Putting this kind of energy into being on your best behavior is all well and good, but not when it’s in the service of hiding your true self. Many people believe there are parts of themselves so unacceptable that to have them seen will inevitably result in them being rejected. Their solution: don’t ever relax, hope, or truly get involved with another person.

In addition to keeping you at a “safe distance,” an affair gives you the extra bonus of keeping your life intact so that when you are inevitably dumped, you haven’t lost anything. It’s like flying a flight simulator — you get all the thrills and none of the risk. Great solution, if only it was real.

Emotional claustrophobia. Some people feel that settling down with another person confines them too much. So affairs are great because there’s none of that forever stuff and there is always a way out.

Committed relationships can unleash a torrent of doubt. People wonder, “Is this it? Is this the person I’m going to spend the rest of my life with, who I’m going to retire with, who I’m going to die with?”

A committed relationship can also bring up all kinds of other unpleasant questions, such as, “Would I have been happier with my high school sweetheart?” or “I don’t see rockets — is this all love is?” or “Am I now on a collision course with retirement and death?”

An affair is like a fountain of youth. It encourages you to believe that your options are still open, more love might still happen, and you are still young and living a life of continuous adventure. By the way, if this doesn’t do it for you, heroin provides a similar effect.

Fear of success. This one is especially true for women. Face it, if you were involved with an available man he might just love you back and there would be no inherent reason for the relationship not to work out. You would get what you probably don’t feel that you deserve: unadulterated love. But with an affair, no matter how wondrous it feels, it is inherently flawed and limited.

FACING THE INEVITABLE END

Instead of obsessing about how you know you should stop the affair, think about what it is you are avoiding by staying in it. By continuing the affair, you’re missing out on a real relationship that is vulnerable to all the vicissitudes of time and place. In a real relationship, you could be with someone forever, but at times may not wish to be with him for another day. You seem to wonder whether you should or even can end this affair. But if you were truly happy, you would be writing love letters instead of SOS e-mails.

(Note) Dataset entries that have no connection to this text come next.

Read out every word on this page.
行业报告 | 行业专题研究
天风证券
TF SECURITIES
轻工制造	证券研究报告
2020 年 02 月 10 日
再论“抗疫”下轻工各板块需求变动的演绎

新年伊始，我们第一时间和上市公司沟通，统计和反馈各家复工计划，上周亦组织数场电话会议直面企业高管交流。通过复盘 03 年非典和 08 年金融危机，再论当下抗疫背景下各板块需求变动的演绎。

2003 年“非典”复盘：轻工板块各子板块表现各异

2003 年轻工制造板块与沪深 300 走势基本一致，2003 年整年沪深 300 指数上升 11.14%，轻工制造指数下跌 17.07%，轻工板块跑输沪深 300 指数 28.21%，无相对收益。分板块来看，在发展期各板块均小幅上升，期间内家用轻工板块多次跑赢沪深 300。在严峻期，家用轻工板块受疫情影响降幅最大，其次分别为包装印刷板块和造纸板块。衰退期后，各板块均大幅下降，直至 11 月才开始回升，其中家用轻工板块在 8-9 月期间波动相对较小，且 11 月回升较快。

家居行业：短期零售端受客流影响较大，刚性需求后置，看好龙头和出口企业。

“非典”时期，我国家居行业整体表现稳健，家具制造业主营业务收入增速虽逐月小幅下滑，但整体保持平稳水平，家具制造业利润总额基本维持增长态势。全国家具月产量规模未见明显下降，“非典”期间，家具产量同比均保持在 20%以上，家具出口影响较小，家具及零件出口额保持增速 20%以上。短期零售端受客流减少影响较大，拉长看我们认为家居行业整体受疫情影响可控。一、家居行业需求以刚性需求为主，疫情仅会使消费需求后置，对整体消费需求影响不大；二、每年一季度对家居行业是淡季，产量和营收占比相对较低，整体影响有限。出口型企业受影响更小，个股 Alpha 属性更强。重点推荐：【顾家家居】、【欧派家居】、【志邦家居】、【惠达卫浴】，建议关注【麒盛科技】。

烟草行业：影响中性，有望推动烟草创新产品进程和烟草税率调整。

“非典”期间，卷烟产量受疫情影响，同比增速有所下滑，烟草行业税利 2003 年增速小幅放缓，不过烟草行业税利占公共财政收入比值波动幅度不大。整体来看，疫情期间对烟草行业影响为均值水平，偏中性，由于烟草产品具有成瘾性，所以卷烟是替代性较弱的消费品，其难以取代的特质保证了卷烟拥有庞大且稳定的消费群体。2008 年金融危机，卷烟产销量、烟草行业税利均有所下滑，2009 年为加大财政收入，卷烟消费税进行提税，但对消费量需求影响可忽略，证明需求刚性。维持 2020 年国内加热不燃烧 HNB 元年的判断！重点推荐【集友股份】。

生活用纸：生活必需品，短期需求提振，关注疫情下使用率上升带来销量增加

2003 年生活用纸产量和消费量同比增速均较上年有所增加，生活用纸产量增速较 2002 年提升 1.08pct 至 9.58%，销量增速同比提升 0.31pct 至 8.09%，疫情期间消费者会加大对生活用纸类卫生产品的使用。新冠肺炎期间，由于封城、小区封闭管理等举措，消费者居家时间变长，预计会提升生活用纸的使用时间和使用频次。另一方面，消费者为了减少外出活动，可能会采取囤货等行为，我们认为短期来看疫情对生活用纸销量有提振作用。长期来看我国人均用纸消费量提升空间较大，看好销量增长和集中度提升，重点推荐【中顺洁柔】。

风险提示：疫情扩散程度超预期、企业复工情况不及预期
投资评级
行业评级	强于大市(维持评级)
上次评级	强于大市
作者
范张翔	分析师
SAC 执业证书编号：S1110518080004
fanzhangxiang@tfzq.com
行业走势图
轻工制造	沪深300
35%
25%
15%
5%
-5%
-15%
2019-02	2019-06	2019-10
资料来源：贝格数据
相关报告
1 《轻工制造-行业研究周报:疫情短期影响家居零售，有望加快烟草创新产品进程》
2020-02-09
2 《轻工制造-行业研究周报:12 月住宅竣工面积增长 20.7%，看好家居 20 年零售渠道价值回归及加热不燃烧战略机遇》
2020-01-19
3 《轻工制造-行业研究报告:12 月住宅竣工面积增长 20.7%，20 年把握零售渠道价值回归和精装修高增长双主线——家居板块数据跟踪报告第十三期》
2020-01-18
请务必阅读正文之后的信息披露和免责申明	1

Stop deceiving yourself — try as you might to preserve it, the affair, like everything else, will end one way or the other. And when it does, there will be plenty of emotional pain to go round, as you point out. Definitely his, definitely hers, and definitely yours. What you don’t directly say in your letter is that the violation of your own morals is already causing you anguish, so it’s too late to prevent pain. What you still have a choice about is how bad the pain will be. (Hint — the longer the affair goes on, the worse it will hurt when it ends.)

The kicker about affairs is that they are based on deception and the best predictor of future behavior is past behavior. If he can lie to his wife, he can lie to you. And if you can deceive others, you can deceive yourself.

So take a deep breath, face the answer you knew before you wrote your letter, and take your chances with real love. It won’t last forever, but if you’re lucky it will last a lifetime.

David Marcus, Ph.D., of the San Jose Marital and Sexuality Centre.



Carrie

iVillage Member
Registered: 05-20-2003
Mon, 04-19-2004 - 7:00pm
'If it wasn't for the children, I am sure we wouldn't be married by now. '

What favors are you doing them by teaching them about lying, respect, control, love, how to treat others and be treated, fidelity, happiness, etc? They learn by observing. You have a way of raltionaling don't you?